I have finally gained enough confidence in my schedule and workload to write proposals to more prospective clients. Since proposal writing is pretty new to me, I went searching for the best way to go about it. There are a few styles that caught my eye. I’ll list and generally explain what I found below in case any other newbie freelancer wants to take a look.

Cover Letter:
Cover letter pic

I was surprised to learn that a proposal can sing the same tones as a cover letter.

  1. Statement of Purpose – Start out with your reason for contacting the person or business. Add a well-written statement of why you’re the person for the job.
  2. Experience – Describe your experience and what you can do for the business with your skills and knowledge.
  3. Fill a Void – Be a solution to a problem, something that’s missing from their current business plan.
  4. Estimate – An estimate is the only part of a proposal that could differ from a cover letter. Unless otherwise stated, common etiquette is to avoid mentioning money until a good moment after the first interview, but that’s for a normal job application. Since you’re offering services instead of the business requesting a person to fill an open position, they will want to know your pricing. However, I have found some experts advice leaving money out of proposals, too.
  5. Request for Action – Tell them what you want them to do, which is probably to contact you to discuss your services and ideas.

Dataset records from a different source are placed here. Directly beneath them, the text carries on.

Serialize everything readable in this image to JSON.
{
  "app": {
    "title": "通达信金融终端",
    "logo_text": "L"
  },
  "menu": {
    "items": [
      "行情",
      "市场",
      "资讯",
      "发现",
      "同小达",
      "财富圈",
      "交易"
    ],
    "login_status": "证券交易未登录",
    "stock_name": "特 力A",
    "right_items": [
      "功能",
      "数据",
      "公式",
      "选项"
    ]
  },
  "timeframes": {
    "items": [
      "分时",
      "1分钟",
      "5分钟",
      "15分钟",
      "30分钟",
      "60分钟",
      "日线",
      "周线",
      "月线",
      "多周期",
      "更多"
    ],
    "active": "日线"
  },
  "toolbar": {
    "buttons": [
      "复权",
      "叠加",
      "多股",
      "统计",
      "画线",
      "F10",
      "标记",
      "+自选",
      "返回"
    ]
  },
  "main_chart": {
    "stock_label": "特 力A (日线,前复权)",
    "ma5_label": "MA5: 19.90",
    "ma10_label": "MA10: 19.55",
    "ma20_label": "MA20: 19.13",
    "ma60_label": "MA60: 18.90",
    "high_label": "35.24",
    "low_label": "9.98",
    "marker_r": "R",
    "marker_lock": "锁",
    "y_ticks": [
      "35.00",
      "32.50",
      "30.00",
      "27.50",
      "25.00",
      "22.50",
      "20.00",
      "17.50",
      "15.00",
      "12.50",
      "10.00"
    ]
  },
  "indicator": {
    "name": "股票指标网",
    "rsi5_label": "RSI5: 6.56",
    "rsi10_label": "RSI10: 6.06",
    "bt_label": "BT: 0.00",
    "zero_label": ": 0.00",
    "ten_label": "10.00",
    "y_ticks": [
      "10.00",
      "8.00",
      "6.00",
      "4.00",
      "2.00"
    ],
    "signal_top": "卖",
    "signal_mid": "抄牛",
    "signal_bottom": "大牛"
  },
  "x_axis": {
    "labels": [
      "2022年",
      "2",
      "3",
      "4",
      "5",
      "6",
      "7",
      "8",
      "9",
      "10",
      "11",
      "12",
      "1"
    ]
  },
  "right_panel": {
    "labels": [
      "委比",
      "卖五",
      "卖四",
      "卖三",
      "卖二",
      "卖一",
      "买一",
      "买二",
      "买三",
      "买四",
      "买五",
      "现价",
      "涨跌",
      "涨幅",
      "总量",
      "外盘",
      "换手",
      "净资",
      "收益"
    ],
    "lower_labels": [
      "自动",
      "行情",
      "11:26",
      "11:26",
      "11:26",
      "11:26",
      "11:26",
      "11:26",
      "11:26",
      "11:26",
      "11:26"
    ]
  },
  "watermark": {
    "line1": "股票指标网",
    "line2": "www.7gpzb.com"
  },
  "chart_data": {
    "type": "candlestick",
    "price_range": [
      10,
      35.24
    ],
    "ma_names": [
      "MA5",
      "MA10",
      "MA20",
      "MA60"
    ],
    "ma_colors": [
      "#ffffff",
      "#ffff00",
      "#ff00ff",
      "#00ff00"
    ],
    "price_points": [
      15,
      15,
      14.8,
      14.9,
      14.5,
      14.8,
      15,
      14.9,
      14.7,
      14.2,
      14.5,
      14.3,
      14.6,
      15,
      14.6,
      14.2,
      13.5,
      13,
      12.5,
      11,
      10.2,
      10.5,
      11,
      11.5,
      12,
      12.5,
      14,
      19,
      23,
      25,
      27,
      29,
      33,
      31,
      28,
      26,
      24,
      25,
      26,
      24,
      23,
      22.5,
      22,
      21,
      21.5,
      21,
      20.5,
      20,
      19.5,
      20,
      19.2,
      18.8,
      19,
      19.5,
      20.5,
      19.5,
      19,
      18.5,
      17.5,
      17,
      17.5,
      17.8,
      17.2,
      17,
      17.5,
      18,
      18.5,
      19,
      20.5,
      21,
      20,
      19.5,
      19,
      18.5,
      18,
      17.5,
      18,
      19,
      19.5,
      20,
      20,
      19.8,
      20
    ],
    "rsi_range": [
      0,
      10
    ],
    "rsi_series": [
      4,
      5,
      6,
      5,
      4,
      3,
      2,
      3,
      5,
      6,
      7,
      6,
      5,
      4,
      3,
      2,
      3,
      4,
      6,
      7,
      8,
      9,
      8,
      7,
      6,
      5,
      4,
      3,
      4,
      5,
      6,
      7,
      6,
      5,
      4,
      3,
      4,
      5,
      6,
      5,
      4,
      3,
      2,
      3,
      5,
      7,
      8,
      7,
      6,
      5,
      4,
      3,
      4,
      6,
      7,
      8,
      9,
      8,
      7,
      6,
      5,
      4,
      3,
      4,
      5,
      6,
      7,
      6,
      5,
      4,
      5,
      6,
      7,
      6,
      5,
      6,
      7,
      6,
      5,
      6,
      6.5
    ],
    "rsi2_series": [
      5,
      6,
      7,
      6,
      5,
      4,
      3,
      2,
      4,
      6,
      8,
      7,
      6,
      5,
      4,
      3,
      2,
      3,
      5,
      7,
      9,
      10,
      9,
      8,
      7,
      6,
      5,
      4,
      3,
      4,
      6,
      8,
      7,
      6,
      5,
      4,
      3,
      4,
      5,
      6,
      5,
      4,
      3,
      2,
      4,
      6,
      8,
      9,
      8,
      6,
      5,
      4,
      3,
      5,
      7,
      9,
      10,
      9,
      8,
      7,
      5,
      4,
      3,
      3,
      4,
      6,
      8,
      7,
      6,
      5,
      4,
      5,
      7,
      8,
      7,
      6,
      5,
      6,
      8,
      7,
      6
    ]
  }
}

This, in my opinion, is the minimum. It’s also very similar to what I currently send my prospects. The following styles of proposals have this and some additional flare. I hope to at least take a step up to a “Media Kit” style, maybe even start thinking “Outside the Box” in the not-too-distant future.

Media Kit:
Media kit pic

Okay, I’m not sure everyone would label this style as “media kit,” but I studied marketing and that’s what it looks like to me. And why not? You are selling your work to another business, and a media kit is a proficient tool to describe your work and style. You could also say that it resembles a very organized portfolio.

Your media kit proposal has several elements (and pages).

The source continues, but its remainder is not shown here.